What this SENTRON MCCB is and where it fits
The Siemens SENTRON 3VA1120-6EF32-0DA0 is a 3-pole molded case circuit breaker (MCCB) rated for line-protection duty — meaning it's the main guard between a transformer or feeder and the downstream distribution, not a motor-protection breaker with thermal-bimetal-only curves. It carries a TM240 overcurrent release, a thermal-magnetic unit with a 240 A fixed magnetic trip threshold, and a continuous current rating of 20 A that holds steady from 40 °C up to 55 °C before it starts to derate at 60 °C. Out here in the grease, that thermal stability means you don't lose headroom just because the panel runs warm near a motor drive or a hot pump. The 220 kA interrupting rating at 240 VAC is the headline figure — that's the short-circuit current it can safely clear at the lowest common industrial voltage. At 415 V it's still 154 kA, at 440 V it's 121 kA, and at 500 V and 690 V it drops to 17 kA. For a panel engineer, that 220 kA number tells you this breaker can sit right behind a large transformer without needing a current-limiting fuse upstream. It's sized for high-fault locations where the available fault current would blow a standard 10 kA or 25 kA MCCB apart.

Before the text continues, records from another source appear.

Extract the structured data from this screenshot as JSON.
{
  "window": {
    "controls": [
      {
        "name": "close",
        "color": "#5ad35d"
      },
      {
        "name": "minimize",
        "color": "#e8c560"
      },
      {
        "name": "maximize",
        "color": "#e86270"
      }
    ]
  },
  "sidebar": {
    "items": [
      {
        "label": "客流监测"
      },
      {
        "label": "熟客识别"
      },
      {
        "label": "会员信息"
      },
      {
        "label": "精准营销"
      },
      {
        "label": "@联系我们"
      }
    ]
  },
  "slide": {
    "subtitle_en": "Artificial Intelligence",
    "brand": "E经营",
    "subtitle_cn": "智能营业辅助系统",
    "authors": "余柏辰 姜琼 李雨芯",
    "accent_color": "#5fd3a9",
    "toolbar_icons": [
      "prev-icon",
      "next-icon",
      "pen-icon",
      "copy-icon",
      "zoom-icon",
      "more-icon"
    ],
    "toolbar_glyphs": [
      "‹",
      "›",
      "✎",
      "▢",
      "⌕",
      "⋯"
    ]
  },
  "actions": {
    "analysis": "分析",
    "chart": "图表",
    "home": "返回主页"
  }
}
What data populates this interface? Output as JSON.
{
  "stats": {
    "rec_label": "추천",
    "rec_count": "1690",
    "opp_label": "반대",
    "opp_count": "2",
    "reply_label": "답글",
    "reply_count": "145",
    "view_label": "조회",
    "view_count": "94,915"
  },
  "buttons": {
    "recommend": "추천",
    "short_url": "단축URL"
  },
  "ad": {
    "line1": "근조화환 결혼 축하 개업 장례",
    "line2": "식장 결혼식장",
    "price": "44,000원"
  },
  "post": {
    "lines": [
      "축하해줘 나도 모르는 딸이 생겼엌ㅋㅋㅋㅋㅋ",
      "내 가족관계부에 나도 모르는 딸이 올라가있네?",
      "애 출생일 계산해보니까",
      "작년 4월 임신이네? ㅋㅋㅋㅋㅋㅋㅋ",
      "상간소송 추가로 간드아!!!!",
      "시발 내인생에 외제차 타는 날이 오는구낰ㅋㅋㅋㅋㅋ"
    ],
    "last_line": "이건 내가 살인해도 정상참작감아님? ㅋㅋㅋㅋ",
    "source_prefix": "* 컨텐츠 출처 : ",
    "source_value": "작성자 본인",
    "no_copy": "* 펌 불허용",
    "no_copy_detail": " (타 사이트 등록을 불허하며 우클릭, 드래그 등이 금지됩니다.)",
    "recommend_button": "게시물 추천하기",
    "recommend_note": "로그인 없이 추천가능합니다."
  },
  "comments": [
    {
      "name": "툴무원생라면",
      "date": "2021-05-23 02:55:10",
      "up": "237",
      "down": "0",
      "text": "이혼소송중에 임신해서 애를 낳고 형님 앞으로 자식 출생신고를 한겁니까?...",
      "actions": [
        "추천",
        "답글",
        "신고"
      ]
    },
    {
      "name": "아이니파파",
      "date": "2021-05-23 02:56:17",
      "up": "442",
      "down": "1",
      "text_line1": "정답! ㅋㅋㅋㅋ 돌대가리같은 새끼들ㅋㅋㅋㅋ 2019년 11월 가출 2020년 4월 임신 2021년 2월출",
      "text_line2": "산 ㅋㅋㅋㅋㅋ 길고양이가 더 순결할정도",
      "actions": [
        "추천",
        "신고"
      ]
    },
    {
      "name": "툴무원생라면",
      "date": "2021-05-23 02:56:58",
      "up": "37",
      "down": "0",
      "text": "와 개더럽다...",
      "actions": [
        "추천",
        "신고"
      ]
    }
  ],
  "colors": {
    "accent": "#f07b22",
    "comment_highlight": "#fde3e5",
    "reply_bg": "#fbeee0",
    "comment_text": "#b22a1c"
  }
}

Undervoltage release and panel integration
This order code includes an undervoltage release (UVR) — the entry confirms it's an undervoltage release (UVR) design. That's a separate shunt-style coil that trips the breaker when the control voltage drops below a set threshold, typically used in safety circuits where a loss of control power must drop the main breaker. If you're wiring a safety-rated panel or an emergency-stop chain that needs to kill the feeder on undervoltage, this UVR saves you an external relay. The breaker itself is 76.2 mm wide, 130 mm tall, and 70 mm deep — standard SENTRON 3VA footprint, so it'll drop into a DIN-rail or screw-mounted panel without re-drilling the backplate. Rated insulation voltage is 800 V, so it's good for 690 V systems with margin. The operating temperature range runs from -25 °C to 70 °C, and storage from -40 °C to 80 °C — fine for a non-conditioned electrical room or a rooftop enclosure. Power dissipation maxes at 14.5 W, which is modest for a 20 A MCCB; no forced cooling needed in a standard panel.